The details, which have been formulating for months, feature a football-only reorganization of the 136 Football Bowl Subdivision (FBS) schools into two distinct conferences. The top 72 programs — mostly the current Power 5 — would compete in the Power 12 Conference, made up of a dozen six-team, geography-based divisions.

The remaining 64 programs — mostly the current Group of 5 — would compete in the Group of 8 conference.

A group of the top teams from the Group of 8 would be eligible for a “promotion” to play up against the Power 12 the following season, similar to the structure of European football leagues, but there would be no relegation among the Power 12 schools.

 

On the field, the CSFL would utilize a geographical- and results-based scheduling model to foster more competitive matchups, while still preserving certain long-standing rivalries, even between teams in different divisions.
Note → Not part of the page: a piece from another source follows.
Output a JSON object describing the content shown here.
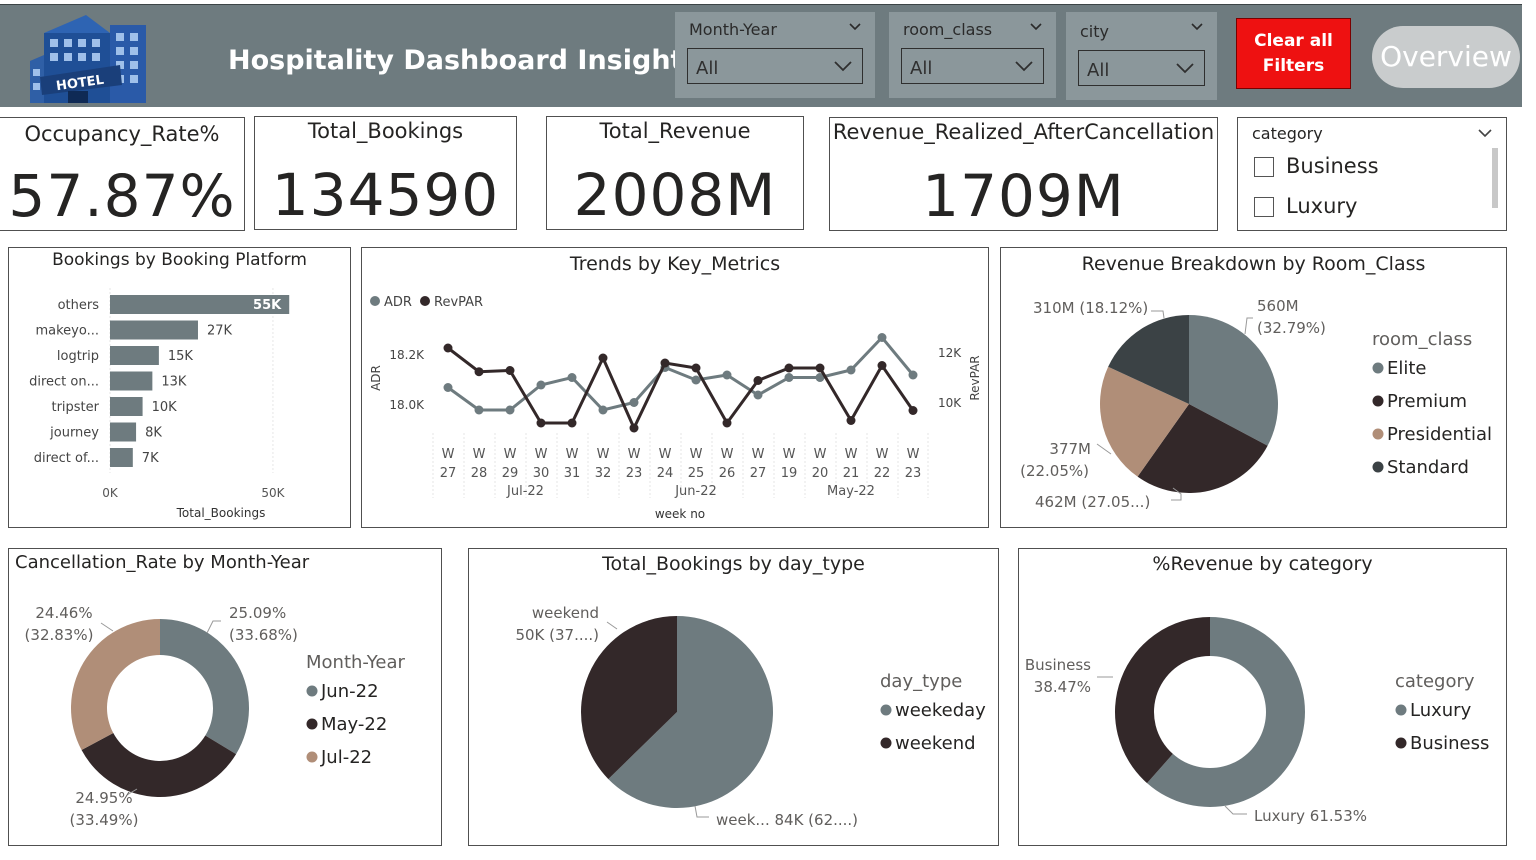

Postseason berths and seeding would be determined by win/loss records, similar to the NFL, with a 24-team playoff featuring division winners and wild card spots. The Power 12 season and postseason would run for 21 weeks from late August through early January, including multiple byes.
 

Off the field, the CSFL would collectively bargain via a single, comprehensive players association, which the CST’s proposal suggests could lobby in tandem with the league for a special classification from Congress enabling athletes to seek collective representation without being deemed employees.
 


So, IF this happens, and they adopt collective bargaining, does this mean that individual NIL deals are going away?
 


According to the CST, this would provide college athletes input on rules and compensation while offering the league protection from antitrust claims via the “non-statutory labor exemption.” The CFSL could also utilize a salary cap for teams and pay scales for player earnings, and proposes new guidelines such as limiting athletes to two transfers within a five-year window of eligibility.
 

The proposal suggests that within each conference, per-school revenue distribution would be relatively equal, with slightly more incentives eventually geared toward legacy and top-performing programs that drive the most value. However, an overwhelming majority of the revenue — 94 percent — would be distributed to Power 12 programs, with the remaining 6 percent going to the Group of 8.
 


I don't understand how they can do collective bargaining without the players being employees, and without collective bargaining how they can enforce certain things without them being ruled illegal according to anti-trust laws?

I guess I should stay at a Holiday Inn Express
 



CFB really wants to reign this monster in. Too many lawyers/sports agents to make this thing workable. The first thing that comes to mind is restraint of trade.